MNBVC - Extensive Chinese Corpus from Multiple Cultural Origins

Introduction to the MNBVC Project

Overview

The MNBVC (Massive Never-ending BT Vast Chinese corpus) is an ambitious and extensive project dedicated to creating the largest Chinese internet text dataset. Announced on January 1, 2023, by the historic and enigmatic MOP Liwu Community, this project aims to collect and continuously update a vast corpus of Chinese text representing both mainstream and niche cultures.

Project Goals

The primary objective of the MNBVC is to gather a 40 terabyte dataset, 95.86% of which is already completed. The corpus includes a variety of text forms such as news articles, novels, lyrics, chat logs, and even arcane scripts.
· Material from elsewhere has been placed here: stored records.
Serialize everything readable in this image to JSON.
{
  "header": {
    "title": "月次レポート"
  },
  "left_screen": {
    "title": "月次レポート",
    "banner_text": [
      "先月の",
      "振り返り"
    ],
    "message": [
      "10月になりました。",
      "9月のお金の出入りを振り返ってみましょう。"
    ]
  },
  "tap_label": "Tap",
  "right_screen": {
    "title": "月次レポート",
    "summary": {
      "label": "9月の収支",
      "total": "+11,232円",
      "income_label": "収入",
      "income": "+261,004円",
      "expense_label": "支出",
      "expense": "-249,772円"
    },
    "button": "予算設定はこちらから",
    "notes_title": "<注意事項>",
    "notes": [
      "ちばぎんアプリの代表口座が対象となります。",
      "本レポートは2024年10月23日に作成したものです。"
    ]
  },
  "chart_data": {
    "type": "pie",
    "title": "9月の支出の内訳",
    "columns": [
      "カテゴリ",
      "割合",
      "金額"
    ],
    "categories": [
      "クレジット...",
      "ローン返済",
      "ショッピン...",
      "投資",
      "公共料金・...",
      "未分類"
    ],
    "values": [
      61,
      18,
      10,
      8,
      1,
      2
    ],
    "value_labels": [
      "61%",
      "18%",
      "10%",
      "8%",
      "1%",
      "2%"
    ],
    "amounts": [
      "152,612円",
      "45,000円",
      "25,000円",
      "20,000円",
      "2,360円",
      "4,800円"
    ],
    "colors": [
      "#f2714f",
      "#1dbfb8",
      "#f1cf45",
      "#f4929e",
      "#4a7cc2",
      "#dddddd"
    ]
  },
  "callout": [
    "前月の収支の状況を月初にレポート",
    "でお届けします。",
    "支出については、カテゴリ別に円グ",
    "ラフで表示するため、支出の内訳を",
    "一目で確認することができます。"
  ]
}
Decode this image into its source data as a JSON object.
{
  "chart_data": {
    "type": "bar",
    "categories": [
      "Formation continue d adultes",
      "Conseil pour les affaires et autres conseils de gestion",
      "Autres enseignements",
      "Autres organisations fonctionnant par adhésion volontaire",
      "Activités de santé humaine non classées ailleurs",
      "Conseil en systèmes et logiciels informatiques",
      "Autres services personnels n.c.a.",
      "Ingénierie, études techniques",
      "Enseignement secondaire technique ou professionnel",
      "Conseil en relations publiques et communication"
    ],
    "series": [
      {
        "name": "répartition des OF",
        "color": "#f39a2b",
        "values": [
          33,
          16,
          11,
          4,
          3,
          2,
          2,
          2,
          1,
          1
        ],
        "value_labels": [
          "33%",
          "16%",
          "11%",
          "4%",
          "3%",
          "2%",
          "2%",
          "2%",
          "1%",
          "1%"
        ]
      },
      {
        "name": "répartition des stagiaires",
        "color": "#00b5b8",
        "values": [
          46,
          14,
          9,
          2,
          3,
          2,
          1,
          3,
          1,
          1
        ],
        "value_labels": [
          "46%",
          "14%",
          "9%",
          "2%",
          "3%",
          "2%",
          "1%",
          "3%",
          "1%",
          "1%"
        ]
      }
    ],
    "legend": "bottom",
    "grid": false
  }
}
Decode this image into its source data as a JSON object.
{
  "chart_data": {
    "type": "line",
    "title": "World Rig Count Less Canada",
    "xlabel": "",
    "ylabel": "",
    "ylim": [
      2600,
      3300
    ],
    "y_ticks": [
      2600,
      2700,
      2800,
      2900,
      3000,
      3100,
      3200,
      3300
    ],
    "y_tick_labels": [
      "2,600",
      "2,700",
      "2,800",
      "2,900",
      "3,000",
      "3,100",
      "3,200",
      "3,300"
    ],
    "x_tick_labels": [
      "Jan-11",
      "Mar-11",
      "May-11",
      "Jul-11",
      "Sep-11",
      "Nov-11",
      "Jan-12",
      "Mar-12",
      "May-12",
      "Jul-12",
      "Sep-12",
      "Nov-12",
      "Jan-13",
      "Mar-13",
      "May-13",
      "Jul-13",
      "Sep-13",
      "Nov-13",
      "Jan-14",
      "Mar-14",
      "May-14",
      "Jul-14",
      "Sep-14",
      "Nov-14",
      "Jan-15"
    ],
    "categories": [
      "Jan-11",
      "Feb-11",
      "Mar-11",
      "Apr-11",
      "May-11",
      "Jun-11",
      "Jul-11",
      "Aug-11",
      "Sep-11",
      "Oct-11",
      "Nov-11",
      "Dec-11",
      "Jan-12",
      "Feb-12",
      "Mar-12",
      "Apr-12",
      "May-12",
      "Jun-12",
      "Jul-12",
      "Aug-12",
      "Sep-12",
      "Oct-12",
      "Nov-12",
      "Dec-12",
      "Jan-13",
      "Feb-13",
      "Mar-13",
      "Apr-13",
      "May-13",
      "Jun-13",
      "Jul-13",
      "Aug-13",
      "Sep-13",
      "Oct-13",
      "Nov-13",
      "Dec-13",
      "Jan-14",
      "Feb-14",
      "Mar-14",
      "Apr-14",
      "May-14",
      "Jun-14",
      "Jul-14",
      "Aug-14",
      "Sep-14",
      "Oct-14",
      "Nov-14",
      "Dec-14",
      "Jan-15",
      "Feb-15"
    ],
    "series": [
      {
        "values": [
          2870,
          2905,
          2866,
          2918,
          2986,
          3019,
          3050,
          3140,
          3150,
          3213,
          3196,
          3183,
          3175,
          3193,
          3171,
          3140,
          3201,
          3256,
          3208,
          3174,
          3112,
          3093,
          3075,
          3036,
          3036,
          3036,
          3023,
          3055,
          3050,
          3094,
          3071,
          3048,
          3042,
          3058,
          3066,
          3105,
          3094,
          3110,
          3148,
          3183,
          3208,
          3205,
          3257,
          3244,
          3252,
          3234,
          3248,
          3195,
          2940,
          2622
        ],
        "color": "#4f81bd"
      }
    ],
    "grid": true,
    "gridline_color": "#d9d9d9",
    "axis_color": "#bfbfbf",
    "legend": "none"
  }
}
Data Collection and Formatting

The data, sourced from the internet, is stored in compressed formats with passwords and is available in txt, json, jsonl, and parquet formats. While some data sources are accessible through URLs in the links.txt file, the project focuses on the dataset itself to avoid legal issues around data copyright. The team ensures the data is desensitized, especially for long number strings and performed preliminary data cleaning.

Usage and Availability

The MNBVC dataset has been meticulously organized and categorized, although specific indexing and categorization details are kept private. The team appeals to users to use the data modestly and responsibly. The cleaned data will be progressively uploaded to Hugging Face under the dataset category of “liwu/MNBVC.”

Involvement and Community

The project is openly inviting collaborators, particularly those with Python skills and time to assist in various specific groups such as OCR, question-answer, and data enhancement teams.

Tools and Technologies

The project has developed several specialized tools for processing Chinese text, including ones for encoding detection, bulk text-to-jsonl conversion, and directory sample extraction among others. Additionally, it introduces crawlers and scrapers for code repositories on platforms like GitHub and Bitbucket to contribute towards coding-related corpus compilation.

Future and Contribution

Users even with minimal time can participate by submitting documents via the “Corpus Spirit Bomb” project to aid in the corpus's growth. The team is committed to providing continuous updates and sharing the immense resources with researchers worldwide.

Access and Downloads

The project offers compressed dataset downloads through platforms like p2p micro force and Baidu Netdisk, updating dynamically with ongoing cleaning advancements. For more detailed downloading instructions or to contribute, users can engage with the project via the provided links.

Citation

For those who employ the MNBVC data or tools in their work, the project encourages proper citation to acknowledge the team's efforts.

@misc{mnbvc,
  author = {{MOP-LIWU Community} and {MNBVC Team}},
  title = {MNBVC: Massive Never-ending BT Vast Chinese corpus},
  year = {2023},
  publisher = {GitHub},
  journal = {GitHub repository},
  howpublished = {\url{https://github.com/esbatmop/MNBVC}},
}

The MNBVC stands as a testament to the power of community-driven open-source projects in the AI and data science fields, emphasizing the importance of comprehensive and meticulous large-scale data collection and handling.